Configuring the HBase connector for partitioned reads

If the HBase connector stage is configured to run on multiple processing nodes, each of the processing nodes reads data from the data source concurrently with other processing nodes. The partitions of records from all the processing nodes are combined to produce the complete record data set for the output link of the stage.

Before you begin

Add the HBase Connector stage to a parallel job.

About this task

When a HBase connector stage is configured to perform partitioned reads, each of the processing nodes of the stage reads a portion of data from the data source and the records retrieved by all the processing nodes are combined to produce the result set for the output link.

Procedure

  1. On the job design canvas, double-click the HBase Connector stage, and then click the Stage tab.
  2. Set the property Use parallel read to Yes. It determines whether connector should split reading data to all available player nodes to speed up the process.
  3. Chose the most appropriate row key characteristics using the Type of row keys in the target table property. Connector uses this setting to calculate row key ranges of regions to be processed by each player node to make load more efficient using all player nodes.
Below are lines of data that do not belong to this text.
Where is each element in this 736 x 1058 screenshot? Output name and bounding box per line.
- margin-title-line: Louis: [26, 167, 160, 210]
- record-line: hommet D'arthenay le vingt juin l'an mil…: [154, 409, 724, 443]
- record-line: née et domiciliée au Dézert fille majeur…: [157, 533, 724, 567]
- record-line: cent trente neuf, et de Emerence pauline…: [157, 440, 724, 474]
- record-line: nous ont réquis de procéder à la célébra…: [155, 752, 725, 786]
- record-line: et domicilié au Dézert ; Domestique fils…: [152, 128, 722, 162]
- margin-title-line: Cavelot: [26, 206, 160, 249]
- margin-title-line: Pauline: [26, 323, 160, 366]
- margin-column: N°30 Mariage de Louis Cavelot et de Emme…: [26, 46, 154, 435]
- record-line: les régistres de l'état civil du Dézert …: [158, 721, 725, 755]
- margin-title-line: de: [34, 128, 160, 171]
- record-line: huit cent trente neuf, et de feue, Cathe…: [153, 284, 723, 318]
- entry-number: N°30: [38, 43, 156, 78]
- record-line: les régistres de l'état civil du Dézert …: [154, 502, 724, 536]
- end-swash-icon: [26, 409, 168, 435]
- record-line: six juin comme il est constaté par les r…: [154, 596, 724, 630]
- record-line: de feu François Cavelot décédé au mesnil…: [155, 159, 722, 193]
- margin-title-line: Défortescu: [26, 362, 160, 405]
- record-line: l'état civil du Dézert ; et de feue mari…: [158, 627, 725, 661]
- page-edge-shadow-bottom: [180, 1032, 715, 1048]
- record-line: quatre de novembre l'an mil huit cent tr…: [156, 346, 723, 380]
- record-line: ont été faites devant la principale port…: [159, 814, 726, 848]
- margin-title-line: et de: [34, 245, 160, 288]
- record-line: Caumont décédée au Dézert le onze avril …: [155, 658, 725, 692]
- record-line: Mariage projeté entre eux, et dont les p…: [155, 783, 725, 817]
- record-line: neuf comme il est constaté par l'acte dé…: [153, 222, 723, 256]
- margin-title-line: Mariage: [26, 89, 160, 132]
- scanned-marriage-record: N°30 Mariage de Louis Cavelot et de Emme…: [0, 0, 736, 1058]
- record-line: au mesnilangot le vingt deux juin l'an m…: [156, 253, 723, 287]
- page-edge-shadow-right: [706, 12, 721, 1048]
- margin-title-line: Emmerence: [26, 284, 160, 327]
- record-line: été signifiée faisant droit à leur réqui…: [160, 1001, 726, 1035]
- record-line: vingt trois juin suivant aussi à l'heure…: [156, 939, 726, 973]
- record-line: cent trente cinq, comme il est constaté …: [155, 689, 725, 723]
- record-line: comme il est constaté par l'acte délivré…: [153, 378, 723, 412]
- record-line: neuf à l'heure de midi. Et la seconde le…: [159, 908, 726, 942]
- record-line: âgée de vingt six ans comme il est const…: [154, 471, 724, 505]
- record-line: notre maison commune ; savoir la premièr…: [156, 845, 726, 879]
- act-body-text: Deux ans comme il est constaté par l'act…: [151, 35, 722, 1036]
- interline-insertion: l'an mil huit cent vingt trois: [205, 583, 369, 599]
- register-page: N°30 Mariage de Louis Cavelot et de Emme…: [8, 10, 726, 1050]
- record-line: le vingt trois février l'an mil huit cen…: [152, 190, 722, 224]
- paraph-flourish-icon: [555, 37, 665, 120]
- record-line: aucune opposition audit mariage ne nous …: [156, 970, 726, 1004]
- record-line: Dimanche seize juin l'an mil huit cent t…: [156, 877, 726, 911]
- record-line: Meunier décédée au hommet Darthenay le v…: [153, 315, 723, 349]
Available options are:
    1. Uniform byte arrays - which means that the row keys are random byte arrays
    2. Numeric strings with values greater than zero - row keys containing only digits. The key values must be greater than zero
    3. Hexadecimal strings with values greater than zero - row keys containing hexadecimal numbers. The key values must be greater than zero
  4. On the Advanced page, set Execution mode to Parallel, or Default(Parallel), and then click the Output tab.
  5. Click OK, and then save the job.